The design of a power electronic drive to supply the RDP may also be an issue. The electrical machines in RDP are typically designed with a high number of pole pairs (these being pairs of machine windings and magnets) for optimal size and efficiency. This means that despite the low RDP rotor speed, the electrical frequency from the drive is much higher than typical industrial motors of similar power (which are designed around 60Hz operation compared with a possible range of 100-300Hz for RDPs). Ultimately, this requires the drive to be switched faster, increasing switching losses. Managing the associated thermal issues can be more challenging as power levels scale up.


There are also several challenges of scaling up this technology to larger ships from a hydrodynamic and structural design point of view. A single large RDP will experience large drag and thrust components and subsequently there will be high cyclic loading on the structure. Podded propulsion units have had issues with being lost in heavy seas and it is envisioned that RDPs could be even more susceptible to this occurring. To minimise the risk of this occurring the RDPs would either need to be anchored by multiple attachment points or a large single strut: in either case the likelihood is that azimuthing capabilities would be impacted. In addition, single propulsion units would be unsuitable due to risk of loss.


Given that single commercially-available units are unlikely to be sufficiently rated to provide all the propulsion power needed for the vessel, the RDPs would need to be stacked. However, this could be configured advantageously by stacking in a contra-rotating fashion, which is easier to achieve for RDP given the flexibility in location).
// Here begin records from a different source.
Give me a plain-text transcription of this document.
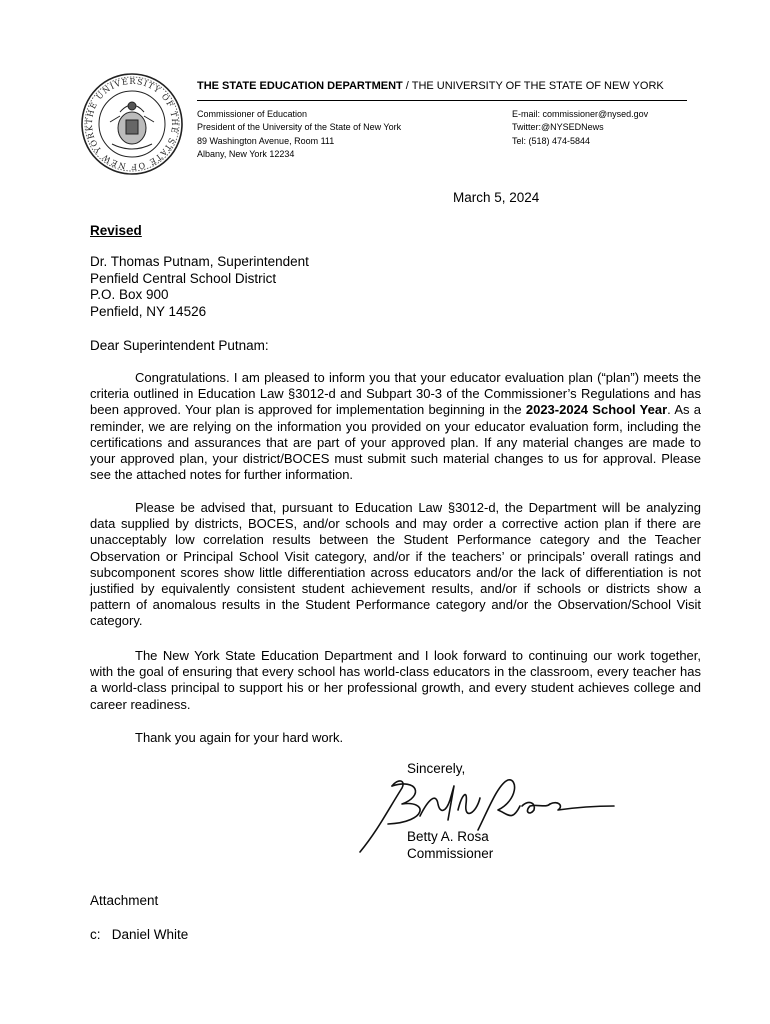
THE UNIVERSITY OF THE STATE OF NEW YORK
THE STATE EDUCATION DEPARTMENT / THE UNIVERSITY OF THE STATE OF NEW YORK
Commissioner of Education
President of the University of the State of New York
89 Washington Avenue, Room 111
Albany, New York 12234
E-mail: commissioner@nysed.gov
Twitter:@NYSEDNews
Tel: (518) 474-5844
March 5, 2024
Revised
Dr. Thomas Putnam, Superintendent
Penfield Central School District
P.O. Box 900
Penfield, NY 14526
Dear Superintendent Putnam:
Congratulations. I am pleased to inform you that your educator evaluation plan (“plan”) meets the criteria outlined in Education Law §3012-d and Subpart 30-3 of the Commissioner’s Regulations and has been approved. Your plan is approved for implementation beginning in the 2023-2024 School Year. As a reminder, we are relying on the information you provided on your educator evaluation form, including the certifications and assurances that are part of your approved plan. If any material changes are made to your approved plan, your district/BOCES must submit such material changes to us for approval. Please see the attached notes for further information.
Please be advised that, pursuant to Education Law §3012-d, the Department will be analyzing data supplied by districts, BOCES, and/or schools and may order a corrective action plan if there are unacceptably low correlation results between the Student Performance category and the Teacher Observation or Principal School Visit category, and/or if the teachers’ or principals’ overall ratings and subcomponent scores show little differentiation across educators and/or the lack of differentiation is not justified by equivalently consistent student achievement results, and/or if schools or districts show a pattern of anomalous results in the Student Performance category and/or the Observation/School Visit category.
The New York State Education Department and I look forward to continuing our work together, with the goal of ensuring that every school has world-class educators in the classroom, every teacher has a world-class principal to support his or her professional growth, and every student achieves college and career readiness.
Thank you again for your hard work.
Sincerely,
Betty A. Rosa
Commissioner
Attachment
c:   Daniel White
While increasing the number of RDPs required, this could potentially provide increased recovery of rotative losses, leading to higher efficiency.


The development of RDP for higher power applications is achievable, but significant development and demonstration will be required in order to scale up this technology. On this basis, it may be a number of years before RDPs fully challenge conventional electrical technologies for large ship propulsion.